Just trying to learn something new. Thanks, everyone.

Answer 1

I recognize that you asked for batch but I haven't been providing a Batch answer so I'll the folks who were helping you with batch answer back.

Here's an easy way to do it PowerShell:

$f = Get-Content data.txt
$out = 'data2.txt'

$f | ForEach-Object { 
    $_.Split(':')[1] 
} | Out-File $out -Append

Answer 2

Well, many of your attempts – # 1 to # 4 – seem to remove the first line of the input text. # 7 and # 8 might come closer to what you want, but these approaches do not suit your sample data. And # 5 and # 6 are definitely not batch files.

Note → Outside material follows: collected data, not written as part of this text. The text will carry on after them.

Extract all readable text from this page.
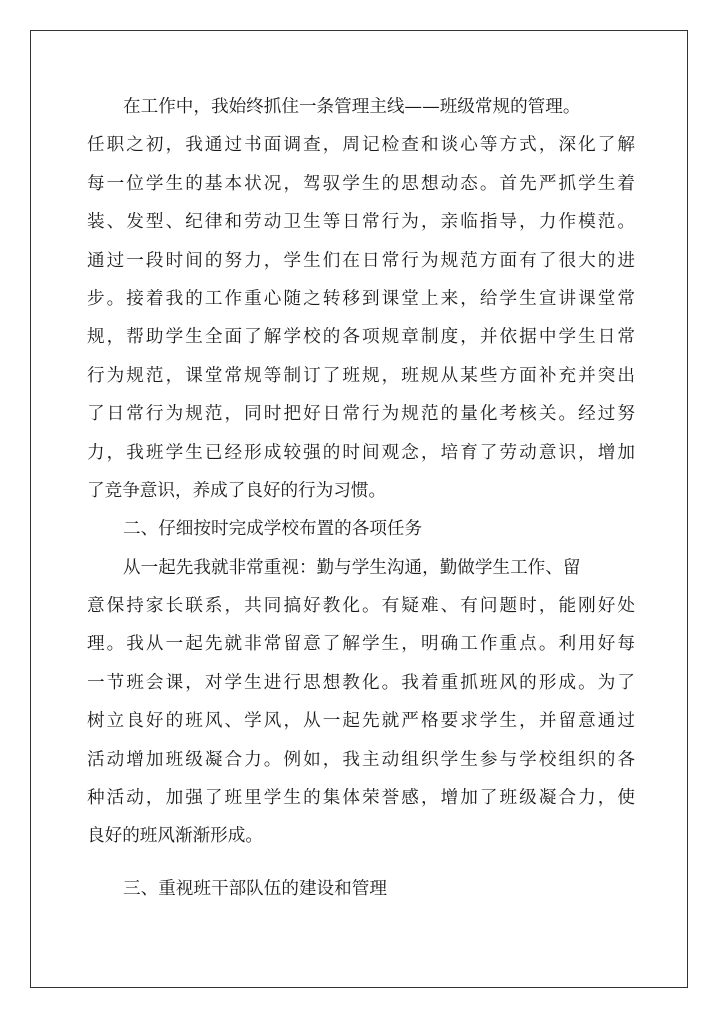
在工作中，我始终抓住一条管理主线——班级常规的管理。
任职之初，我通过书面调查，周记检查和谈心等方式，深化了解
每一位学生的基本状况，驾驭学生的思想动态。首先严抓学生着
装、发型、纪律和劳动卫生等日常行为，亲临指导，力作模范。
通过一段时间的努力，学生们在日常行为规范方面有了很大的进
步。接着我的工作重心随之转移到课堂上来，给学生宣讲课堂常
规，帮助学生全面了解学校的各项规章制度，并依据中学生日常
行为规范，课堂常规等制订了班规，班规从某些方面补充并突出
了日常行为规范，同时把好日常行为规范的量化考核关。经过努
力，我班学生已经形成较强的时间观念，培育了劳动意识，增加
了竞争意识，养成了良好的行为习惯。
二、仔细按时完成学校布置的各项任务
从一起先我就非常重视：勤与学生沟通，勤做学生工作、留
意保持家长联系，共同搞好教化。有疑难、有问题时，能刚好处
理。我从一起先就非常留意了解学生，明确工作重点。利用好每
一节班会课，对学生进行思想教化。我着重抓班风的形成。为了
树立良好的班风、学风，从一起先就严格要求学生，并留意通过
活动增加班级凝合力。例如，我主动组织学生参与学校组织的各
种活动，加强了班里学生的集体荣誉感，增加了班级凝合力，使
良好的班风渐渐形成。
三、重视班干部队伍的建设和管理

To split text at a certain character, namely the colon in your situation, simply use a for /F loop :

for /F "tokens=1,2 delims=:" %%I in (data.txt) do (
    echo 1st token: %%I
    echo 2nd token: %%J
)

In case the second part could contain colons on its own you want to keep, you need to change the token 2 to * , which means "all the rest":

for /F "tokens=1,* delims=:" %%I in (data.txt) do (
    echo 1st token: %%I
    echo remainder: %%J
)

Regard that a for /F loop combines multiple adjacent delimiters into one, hence a string like abc::def is going to be split into the parts abc and def . Also note that leading delimiters become removed, so a string like :abc::def is also going to be split into the parts abc and def . In other words, for /F does not return empty tokens.